Contrary to what some Guyanese may believe, Amitabh Bachchan – who hit the big time in Indian cinema and, therefore, Guyanese consciousness in the 1970s – wasn’t the original “angry young man”. Of course, in Guyana there was plenty for young men to be angry about! What with Burnham banning basic foodstuff, ruining the economy, putting his picture on exercise books and forcing school kids to march up and down in the hot sun and University Students into the National Service!!

The phrase actually originated from a realist John Osborne play from the 50s about the life of a young working-class bloke in post-war Britain, dealing with classism in his family circumstances. Richard Burton, as the star of the movie of the same name, stamped the phrase in the minds of the literati. But here in Guyana, we had an angry young man who preceded Osborne –- Cheddi Jagan, who’d returned from the US in 1943 while WWII was still going on.

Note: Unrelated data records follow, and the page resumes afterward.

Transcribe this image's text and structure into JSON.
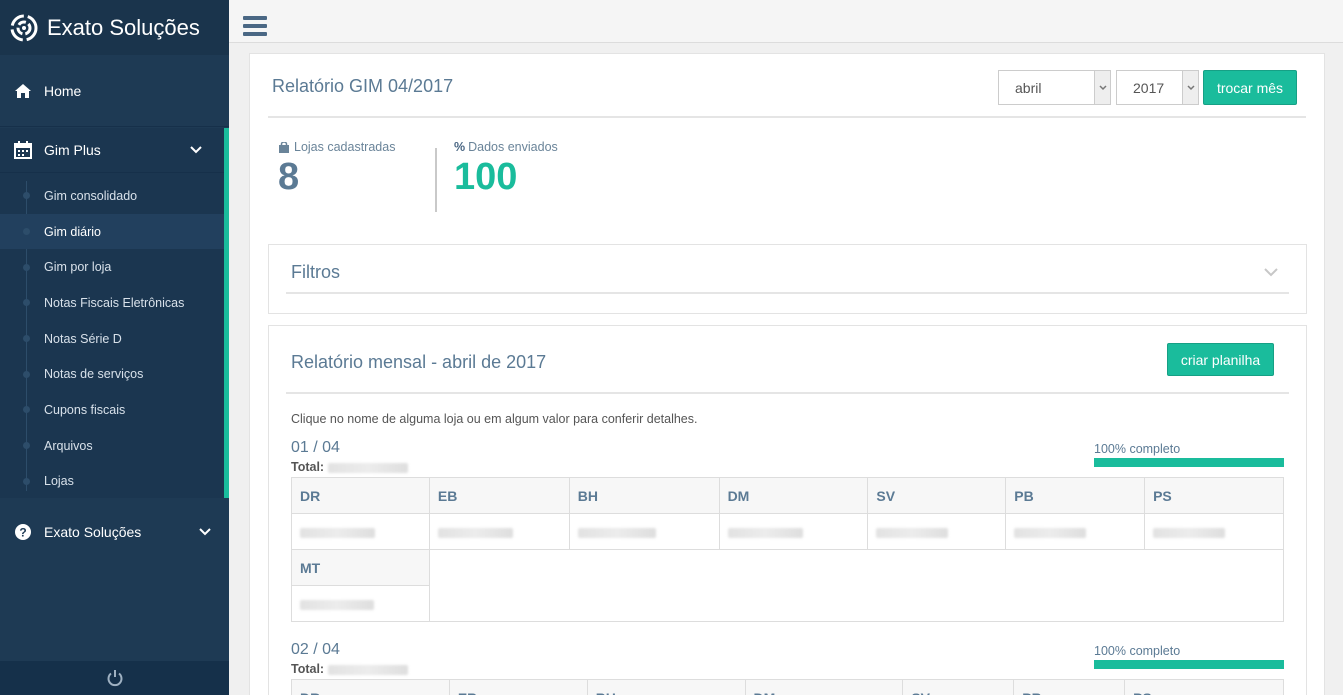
{
  "brand": {
    "name": "Exato Soluções"
  },
  "sidebar": {
    "home_label": "Home",
    "group_label": "Gim Plus",
    "sub_items": [
      {
        "label": "Gim consolidado"
      },
      {
        "label": "Gim diário"
      },
      {
        "label": "Gim por loja"
      },
      {
        "label": "Notas Fiscais Eletrônicas"
      },
      {
        "label": "Notas Série D"
      },
      {
        "label": "Notas de serviços"
      },
      {
        "label": "Cupons fiscais"
      },
      {
        "label": "Arquivos"
      },
      {
        "label": "Lojas"
      }
    ],
    "active_index": 1,
    "bottom_label": "Exato Soluções"
  },
  "header": {
    "title": "Relatório GIM 04/2017",
    "month_value": "abril",
    "year_value": "2017",
    "change_button": "trocar mês"
  },
  "stats": {
    "stores_label": "Lojas cadastradas",
    "stores_value": "8",
    "sent_label": "Dados enviados",
    "sent_value": "100"
  },
  "filters": {
    "title": "Filtros"
  },
  "report": {
    "title": "Relatório mensal - abril de 2017",
    "create_button": "criar planilha",
    "hint": "Clique no nome de alguma loja ou em algum valor para conferir detalhes.",
    "total_label": "Total:",
    "days": [
      {
        "date": "01 / 04",
        "progress_label": "100% completo",
        "progress": 1.0
      },
      {
        "date": "02 / 04",
        "progress_label": "100% completo",
        "progress": 1.0
      }
    ],
    "stores": [
      "DR",
      "EB",
      "BH",
      "DM",
      "SV",
      "PB",
      "PS",
      "MT"
    ]
  },
  "colors": {
    "accent": "#1abc9c",
    "sidebar": "#1e3a54",
    "title": "#5b7a94"
  }
}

Cheddi had plenty to be angry from his life in Guyana and his stay while at university in the US. Your Eyewitness has been following the hot and sweaty debate about Cheddi’s role in Guyanese early politics that’s playing out in some of the newspapers. He does believe that in ignoring the critical point about Cheddi’s anger at the circumstance in which he found himself in his early life, the debaters are missing the crucial point. To wit, that while history may be driven by underlying structural contradictions, those contradictions work through people. And most critically, PERSONS. Persons like Cheddi.

We have to start with Cheddi in the plantations where the White manager’s wife threw coins for the boys to scramble for on the ground. Decades later when he wrote about it, you can feel his anger. Then there was his two-year stint at Queens where he would’ve been the country bumpkin among the elite upper-crust white/Coloured 1930s Georgetown before the open scholarships. As he said, he was now a small fish in a big pond. Then to his chagrin, he felt he faced CASTE DISCRIMINATION from his own ethnic group in Georgetown!!

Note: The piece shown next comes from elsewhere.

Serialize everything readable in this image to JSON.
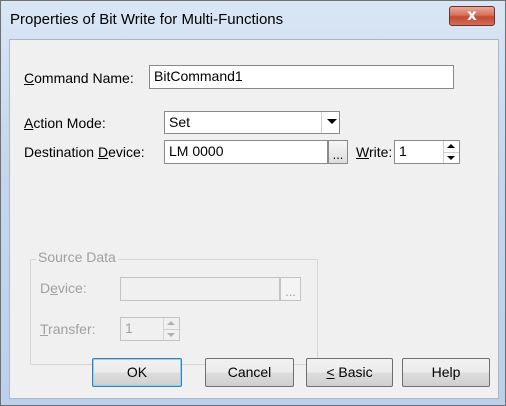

Then, of course, he studied in segregated America, where even though as an East Indian he slipped through the cracks of racial discrimination he couldn’t remain unmoved by the inhumanity of White America. The problem, however, is that unlike Osborne and his anger at the British Class system within his family, Jagan decided to channel his anger at the entire colonial system.

The advice from the old-line middle-class political types he found in Guyana to “Pat tiger head when yuh haan in tiger mout’” didn’t resonate!!

…at racist provocateurs

Moving back into the present, Guyanese have to see that we’re facing a critical inflection point in our race relations. We’ve got to ensure that it doesn’t head further south. Granger did what he had to do as a new PNC leader brought in to be the face of a “kinder, gentler” PNC to coalesce with the multi-racial AFC. But he destroyed all of that within a couple of years. Your Eyewitness doesn’t have to reprise all the times he shot the PNC in the foot – all the way to the West Berbice ethnic riots.

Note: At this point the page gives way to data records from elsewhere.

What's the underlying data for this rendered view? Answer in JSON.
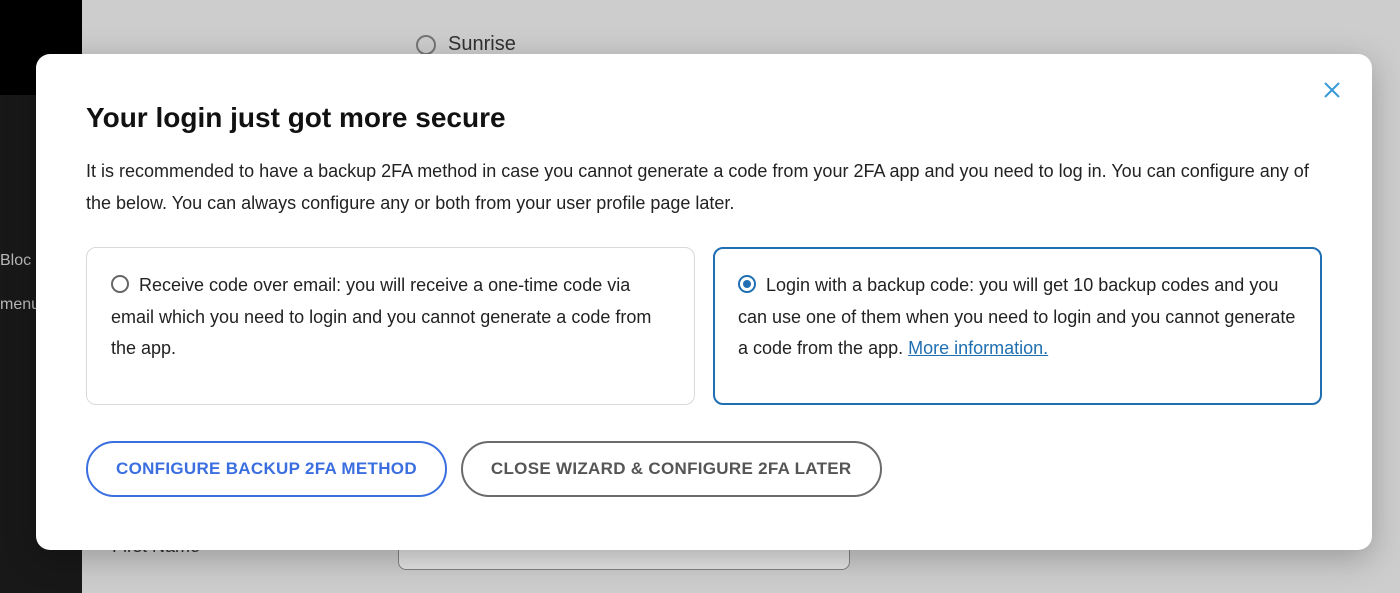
{
  "background": {
    "sidebar_label1": "Bloc",
    "sidebar_label2": "menu",
    "radio_option": "Sunrise",
    "field_label": "First Name"
  },
  "modal": {
    "title": "Your login just got more secure",
    "description": "It is recommended to have a backup 2FA method in case you cannot generate a code from your 2FA app and you need to log in. You can configure any of the below. You can always configure any or both from your user profile page later.",
    "options": {
      "email": {
        "text": "Receive code over email: you will receive a one-time code via email which you need to login and you cannot generate a code from the app.",
        "selected": false
      },
      "backup_code": {
        "text": "Login with a backup code: you will get 10 backup codes and you can use one of them when you need to login and you cannot generate a code from the app. ",
        "more_link": "More information.",
        "selected": true
      }
    },
    "buttons": {
      "configure": "CONFIGURE BACKUP 2FA METHOD",
      "close": "CLOSE WIZARD & CONFIGURE 2FA LATER"
    }
  }
}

Now, as the PNC once again tries to reinvent itself in the fast-evolving political landscape, there are some political Neanderthals still fighting battles from the Stone Age. Not trying to eke out some lessons for the present as the debaters on Jagan are doing – how we should view the US’s involvement in our politics once again.
But actually, using clubs of racial boycotts of Black Pudding vendors, etc, to fight for “Justice”.

…at recolonisation

The Neanderthals will ensure that we’re so divided in our country that the old Imperial “divide and conquer” strategy will once again play out.
By the time the oil’s all gone, we’ll be left holding “wood”!